JOURNALIST: And are there any conditions on their resumption?

MURRAY WATT: Yeah so the agreement has been reached as a result of a two day meeting between our biosecurity officials and their Indonesian counterparts. We have agreed to a range of additional conditions that Indonesia requested, all of which we are confident that Australian producers and exporters can meet. So for instance, we will need to regularly report the results of our surveillance activities to detect lumpy skin disease in Northern Australia, that will be reported on a regular basis to Indonesia. We will also be welcoming a delegation of Indonesian quarantine officials to Northern Australia in a couple of weeks' time so that they can physically inspect the premises involved. But as I say all of the conditions that have been agreed to we're confident can be reasonably managed.

JOURNALIST: And what cost [inaudible]?

MURRAY WATT: Well that sort of thing is still yet to be worked out, but obviously in terms of surveillance activities, they are funded by federal government. But there's some further work to be done between both countries as towards the determining the cost of the additional measures, but we don't expect them to be unreasonably high in cost.

JOURNALIST: If we don't have lumpy skin (disease) then why is there the need to have these additional resources

MURRAY WATT: Well we respect the fact that each country makes its own decisions about their biosecurity arrangements. And we've said from day one that Australia doesn't have lumpy skin disease, and that's obviously been proven as a result of the tests that we provided to Indonesia, and also to Malaysia.

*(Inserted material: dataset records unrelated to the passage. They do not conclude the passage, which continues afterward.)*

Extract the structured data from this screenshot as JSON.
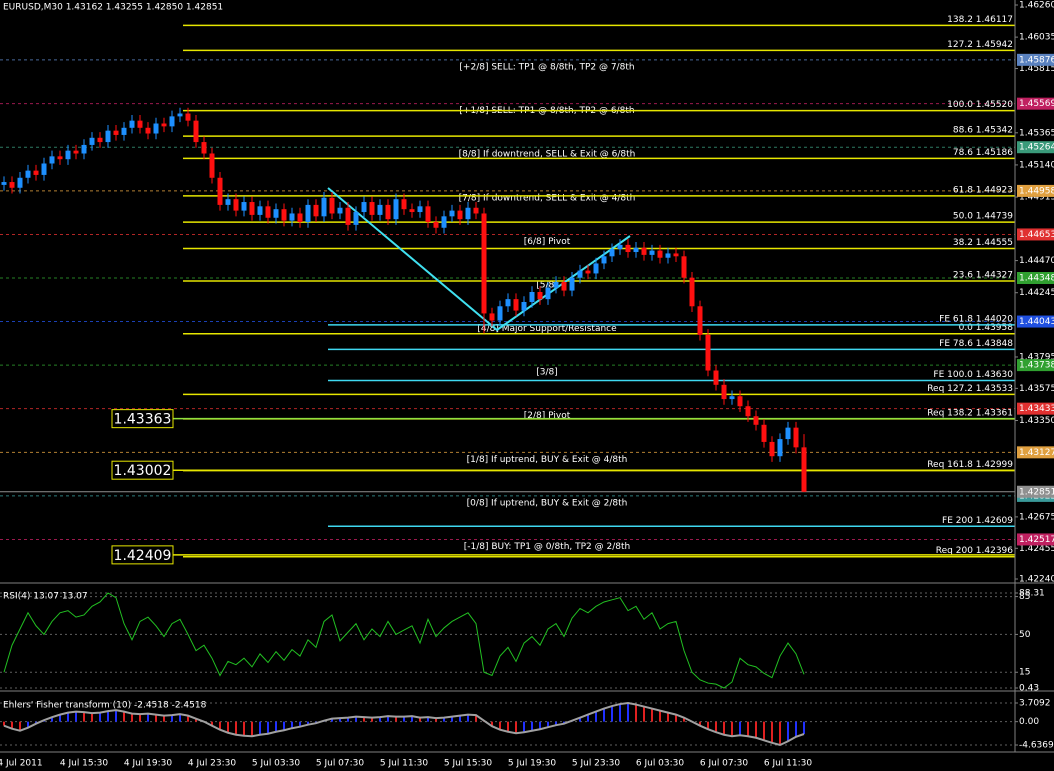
{
  "chart_data": [
    {
      "type": "candlestick",
      "title": "EURUSD,M30  1.43162 1.43255 1.42850 1.42851",
      "categories": [
        null,
        null,
        "4 Jul 2011",
        null,
        null,
        null,
        null,
        null,
        null,
        null,
        "4 Jul 15:30",
        null,
        null,
        null,
        null,
        null,
        null,
        null,
        "4 Jul 19:30",
        null,
        null,
        null,
        null,
        null,
        null,
        null,
        "4 Jul 23:30",
        null,
        null,
        null,
        null,
        null,
        null,
        null,
        "5 Jul 03:30",
        null,
        null,
        null,
        null,
        null,
        null,
        null,
        "5 Jul 07:30",
        null,
        null,
        null,
        null,
        null,
        null,
        null,
        "5 Jul 11:30",
        null,
        null,
        null,
        null,
        null,
        null,
        null,
        "5 Jul 15:30",
        null,
        null,
        null,
        null,
        null,
        null,
        null,
        "5 Jul 19:30",
        null,
        null,
        null,
        null,
        null,
        null,
        null,
        "5 Jul 23:30",
        null,
        null,
        null,
        null,
        null,
        null,
        null,
        "6 Jul 03:30",
        null,
        null,
        null,
        null,
        null,
        null,
        null,
        "6 Jul 07:30",
        null,
        null,
        null,
        null,
        null,
        null,
        null,
        "6 Jul 11:30",
        null,
        null
      ],
      "open": [
        1.45,
        1.4502,
        1.4498,
        1.4505,
        1.451,
        1.4507,
        1.4515,
        1.452,
        1.4518,
        1.4524,
        1.4522,
        1.4528,
        1.4533,
        1.453,
        1.4538,
        1.4535,
        1.454,
        1.4545,
        1.454,
        1.4536,
        1.4543,
        1.4541,
        1.4548,
        1.455,
        1.4545,
        1.453,
        1.4522,
        1.4505,
        1.4486,
        1.449,
        1.4482,
        1.4488,
        1.4479,
        1.4485,
        1.4477,
        1.4483,
        1.4475,
        1.448,
        1.4474,
        1.4486,
        1.4478,
        1.4491,
        1.448,
        1.4484,
        1.4472,
        1.4481,
        1.4488,
        1.4479,
        1.4486,
        1.4476,
        1.449,
        1.4483,
        1.4481,
        1.4485,
        1.4474,
        1.447,
        1.4478,
        1.4482,
        1.4476,
        1.4484,
        1.448,
        1.441,
        1.4405,
        1.4415,
        1.442,
        1.4412,
        1.4418,
        1.4425,
        1.442,
        1.4428,
        1.4432,
        1.4426,
        1.4435,
        1.444,
        1.4438,
        1.4445,
        1.445,
        1.4455,
        1.4458,
        1.4453,
        1.4456,
        1.4451,
        1.4454,
        1.4449,
        1.4452,
        1.445,
        1.4435,
        1.4415,
        1.4395,
        1.437,
        1.436,
        1.435,
        1.4352,
        1.4345,
        1.4338,
        1.4332,
        1.432,
        1.431,
        1.4322,
        1.433,
        1.43162
      ],
      "high": [
        1.4506,
        1.4506,
        1.4509,
        1.4514,
        1.4514,
        1.4519,
        1.4524,
        1.4524,
        1.4528,
        1.4528,
        1.4532,
        1.4537,
        1.4537,
        1.4542,
        1.4542,
        1.4544,
        1.4549,
        1.4549,
        1.4544,
        1.4547,
        1.4547,
        1.4552,
        1.4554,
        1.4554,
        1.4549,
        1.4534,
        1.4526,
        1.4509,
        1.4494,
        1.4494,
        1.4492,
        1.4492,
        1.4489,
        1.4489,
        1.4487,
        1.4487,
        1.4484,
        1.4484,
        1.449,
        1.449,
        1.4495,
        1.4495,
        1.4488,
        1.4488,
        1.4485,
        1.4492,
        1.4492,
        1.449,
        1.449,
        1.4494,
        1.4494,
        1.4487,
        1.4489,
        1.4489,
        1.4478,
        1.4482,
        1.4486,
        1.4486,
        1.4488,
        1.4488,
        1.4484,
        1.4414,
        1.4419,
        1.4424,
        1.4424,
        1.4422,
        1.4429,
        1.4429,
        1.4432,
        1.4436,
        1.4436,
        1.4439,
        1.4444,
        1.4444,
        1.4449,
        1.4454,
        1.4459,
        1.4462,
        1.4462,
        1.446,
        1.446,
        1.4458,
        1.4458,
        1.4456,
        1.4456,
        1.4454,
        1.4439,
        1.4419,
        1.4399,
        1.4374,
        1.4364,
        1.4356,
        1.4356,
        1.4349,
        1.4342,
        1.4336,
        1.4324,
        1.4326,
        1.4334,
        1.4334,
        1.43255
      ],
      "low": [
        1.4496,
        1.4494,
        1.4494,
        1.4501,
        1.4503,
        1.4503,
        1.4511,
        1.4514,
        1.4514,
        1.4518,
        1.4518,
        1.4524,
        1.4526,
        1.4526,
        1.4531,
        1.4531,
        1.4536,
        1.4536,
        1.4532,
        1.4532,
        1.4537,
        1.4537,
        1.4544,
        1.4541,
        1.4526,
        1.4518,
        1.4501,
        1.4482,
        1.4482,
        1.4478,
        1.4478,
        1.4475,
        1.4475,
        1.4473,
        1.4473,
        1.4471,
        1.4471,
        1.447,
        1.447,
        1.4474,
        1.4474,
        1.4476,
        1.4476,
        1.4468,
        1.4468,
        1.4477,
        1.4475,
        1.4475,
        1.4472,
        1.4472,
        1.4479,
        1.4477,
        1.4477,
        1.447,
        1.4466,
        1.4466,
        1.4474,
        1.4472,
        1.4472,
        1.4476,
        1.4396,
        1.4401,
        1.4401,
        1.4411,
        1.4408,
        1.4408,
        1.4414,
        1.4416,
        1.4416,
        1.4424,
        1.4422,
        1.4422,
        1.4431,
        1.4434,
        1.4434,
        1.4441,
        1.4446,
        1.4451,
        1.4449,
        1.4449,
        1.4447,
        1.4447,
        1.4445,
        1.4445,
        1.4446,
        1.4431,
        1.4411,
        1.4391,
        1.4366,
        1.4356,
        1.4346,
        1.4346,
        1.4341,
        1.4334,
        1.4328,
        1.4316,
        1.4306,
        1.4306,
        1.4318,
        1.4312,
        1.4285
      ],
      "close": [
        1.4502,
        1.4498,
        1.4505,
        1.451,
        1.4507,
        1.4515,
        1.452,
        1.4518,
        1.4524,
        1.4522,
        1.4528,
        1.4533,
        1.453,
        1.4538,
        1.4535,
        1.454,
        1.4545,
        1.454,
        1.4536,
        1.4543,
        1.4541,
        1.4548,
        1.455,
        1.4545,
        1.453,
        1.4522,
        1.4505,
        1.4486,
        1.449,
        1.4482,
        1.4488,
        1.4479,
        1.4485,
        1.4477,
        1.4483,
        1.4475,
        1.448,
        1.4474,
        1.4486,
        1.4478,
        1.4491,
        1.448,
        1.4484,
        1.4472,
        1.4481,
        1.4488,
        1.4479,
        1.4486,
        1.4476,
        1.449,
        1.4483,
        1.4481,
        1.4485,
        1.4474,
        1.447,
        1.4478,
        1.4482,
        1.4476,
        1.4484,
        1.448,
        1.441,
        1.4405,
        1.4415,
        1.442,
        1.4412,
        1.4418,
        1.4425,
        1.442,
        1.4428,
        1.4432,
        1.4426,
        1.4435,
        1.444,
        1.4438,
        1.4445,
        1.445,
        1.4455,
        1.4458,
        1.4453,
        1.4456,
        1.4451,
        1.4454,
        1.4449,
        1.4452,
        1.445,
        1.4435,
        1.4415,
        1.4395,
        1.437,
        1.436,
        1.435,
        1.4352,
        1.4345,
        1.4338,
        1.4332,
        1.432,
        1.431,
        1.4322,
        1.433,
        1.43162,
        1.42851
      ],
      "up_color": "#1e90ff",
      "down_color": "#ff1010",
      "ylim": [
        1.4224,
        1.4626
      ],
      "yticks": [
        {
          "value": 1.4626,
          "label": "1.46260"
        },
        1.46035,
        1.45815,
        1.45365,
        {
          "value": 1.4514,
          "label": "1.45140"
        },
        1.44915,
        {
          "value": 1.4447,
          "label": "1.44470"
        },
        1.44245,
        1.43795,
        1.43575,
        {
          "value": 1.4335,
          "label": "1.43350"
        },
        1.42675,
        1.42455,
        {
          "value": 1.4224,
          "label": "1.42240"
        }
      ],
      "grid": false,
      "fibo_color": "#e6e600",
      "fibo_levels": [
        {
          "text": "138.2 1.46117",
          "value": 1.46117
        },
        {
          "text": "127.2 1.45942",
          "value": 1.45942
        },
        {
          "text": "100.0 1.45520",
          "value": 1.4552
        },
        {
          "text": "88.6 1.45342",
          "value": 1.45342
        },
        {
          "text": "78.6 1.45186",
          "value": 1.45186
        },
        {
          "text": "61.8 1.44923",
          "value": 1.44923
        },
        {
          "text": "50.0 1.44739",
          "value": 1.44739
        },
        {
          "text": "38.2 1.44555",
          "value": 1.44555
        },
        {
          "text": "23.6 1.44327",
          "value": 1.44327
        },
        {
          "text": "0.0 1.43958",
          "value": 1.43958
        },
        {
          "text": "Req 127.2 1.43533",
          "value": 1.43533
        },
        {
          "text": "Req 138.2 1.43361",
          "value": 1.43361
        },
        {
          "text": "Req 161.8 1.42999",
          "value": 1.42999
        },
        {
          "text": "Req 200 1.42396",
          "value": 1.42396
        }
      ],
      "expansion_color": "#3fd8f0",
      "expansion_levels": [
        {
          "text": "FE 61.8 1.44020",
          "value": 1.4402
        },
        {
          "text": "FE 78.6 1.43848",
          "value": 1.43848
        },
        {
          "text": "FE 100.0 1.43630",
          "value": 1.4363
        },
        {
          "text": "FE 200 1.42609",
          "value": 1.42609
        }
      ],
      "murrey_levels": [
        {
          "text": "[+2/8] SELL: TP1 @ 8/8th, TP2 @ 7/8th",
          "value": 1.45876,
          "color": "#5a82c0"
        },
        {
          "text": "[+1/8] SELL: TP1 @ 8/8th, TP2 @ 6/8th",
          "value": 1.45569,
          "color": "#c02060"
        },
        {
          "text": "[8/8] If downtrend, SELL & Exit @ 6/8th",
          "value": 1.45264,
          "color": "#3a9a7a"
        },
        {
          "text": "[7/8] If downtrend, SELL & Exit @ 4/8th",
          "value": 1.44958,
          "color": "#e0a040"
        },
        {
          "text": "[6/8] Pivot",
          "value": 1.44653,
          "color": "#e03030"
        },
        {
          "text": "[5/8]",
          "value": 1.44348,
          "color": "#30a030"
        },
        {
          "text": "[4/8] Major Support/Resistance",
          "value": 1.44043,
          "color": "#2050e0"
        },
        {
          "text": "[3/8]",
          "value": 1.43738,
          "color": "#30a030"
        },
        {
          "text": "[2/8] Pivot",
          "value": 1.43433,
          "color": "#e03030"
        },
        {
          "text": "[1/8] If uptrend, BUY & Exit @ 4/8th",
          "value": 1.43127,
          "color": "#e0a040"
        },
        {
          "text": "[0/8] If uptrend, BUY & Exit @ 2/8th",
          "value": 1.42822,
          "color": "#3a9a9a"
        },
        {
          "text": "[-1/8] BUY: TP1 @ 0/8th, TP2 @ 2/8th",
          "value": 1.42517,
          "color": "#c02060"
        }
      ],
      "hlines": [
        {
          "value": 1.43363,
          "color": "#90e040"
        },
        {
          "value": 1.43002,
          "color": "#e6e600"
        },
        {
          "value": 1.42409,
          "color": "#e6e600"
        }
      ]
    },
    {
      "type": "line",
      "title": "RSI(4) 13.07 13.07",
      "values": [
        15,
        40,
        55,
        70,
        58,
        50,
        62,
        70,
        72,
        66,
        68,
        76,
        80,
        88.31,
        84,
        60,
        45,
        62,
        66,
        58,
        48,
        60,
        64,
        50,
        35,
        40,
        28,
        12,
        25,
        22,
        28,
        20,
        32,
        24,
        34,
        26,
        36,
        30,
        45,
        38,
        62,
        68,
        44,
        52,
        60,
        45,
        55,
        48,
        62,
        50,
        54,
        58,
        42,
        64,
        48,
        56,
        62,
        66,
        70,
        60,
        15,
        12,
        30,
        38,
        25,
        42,
        48,
        40,
        55,
        60,
        48,
        65,
        74,
        70,
        76,
        80,
        82,
        84,
        72,
        76,
        64,
        70,
        55,
        60,
        62,
        35,
        15,
        8,
        5,
        4,
        0.43,
        6,
        28,
        22,
        20,
        14,
        10,
        30,
        42,
        32,
        13.07
      ],
      "color": "#22c022",
      "ylim": [
        0.43,
        88.31
      ],
      "yticks": [
        88.31,
        85,
        50,
        15,
        0.43
      ],
      "grid": true
    },
    {
      "type": "bar",
      "title": "Ehlers' Fisher transform (10) -2.4518 -2.4518",
      "values": [
        -0.8,
        -1.4,
        -1.8,
        -1.2,
        -0.4,
        0.3,
        0.9,
        1.4,
        1.8,
        2.0,
        1.9,
        1.7,
        1.8,
        2.1,
        2.3,
        2.0,
        1.6,
        1.5,
        1.6,
        1.4,
        1.2,
        1.3,
        1.5,
        1.2,
        0.6,
        0.0,
        -0.8,
        -1.6,
        -2.2,
        -2.6,
        -2.8,
        -2.9,
        -2.6,
        -2.4,
        -2.0,
        -1.7,
        -1.3,
        -1.0,
        -0.6,
        -0.3,
        0.2,
        0.6,
        0.7,
        0.8,
        1.0,
        0.9,
        0.8,
        0.9,
        1.1,
        1.0,
        1.0,
        1.1,
        0.8,
        0.9,
        0.7,
        0.8,
        1.0,
        1.2,
        1.4,
        1.3,
        0.2,
        -0.9,
        -1.6,
        -2.0,
        -2.3,
        -2.1,
        -1.8,
        -1.5,
        -1.1,
        -0.7,
        -0.4,
        0.2,
        0.8,
        1.4,
        2.0,
        2.6,
        3.1,
        3.5,
        3.7092,
        3.4,
        3.0,
        2.6,
        2.2,
        1.8,
        1.4,
        0.8,
        0.0,
        -0.8,
        -1.5,
        -2.1,
        -2.6,
        -2.9,
        -2.7,
        -2.9,
        -3.2,
        -3.7,
        -4.2,
        -4.6369,
        -3.9,
        -3.0,
        -2.4518
      ],
      "up_color": "#2030ff",
      "down_color": "#e02020",
      "line_color": "#a0a0a0",
      "ylim": [
        -4.6369,
        3.7092
      ],
      "yticks": [
        3.7092,
        {
          "value": 0,
          "label": "0.00"
        },
        -4.6369
      ],
      "grid": true
    }
  ]
}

So it's good that our position has been shown to be correct. We don't want to have lumpy skin disease in Australia, because it's a very destructive disease for our cattle industry. But we recognise that each country makes its own decisions about what requirements they need to be met to accept exports from other countries. And we're pleased that Indonesia has been able to work through these issues with us.

So I want to thank everyone in the Indonesian Government who has been part of this solution, but I particularly want to thank the Prime Minister, the Foreign Minister and our officials in the agriculture and foreign affairs department who have put a lot of work into resolving this.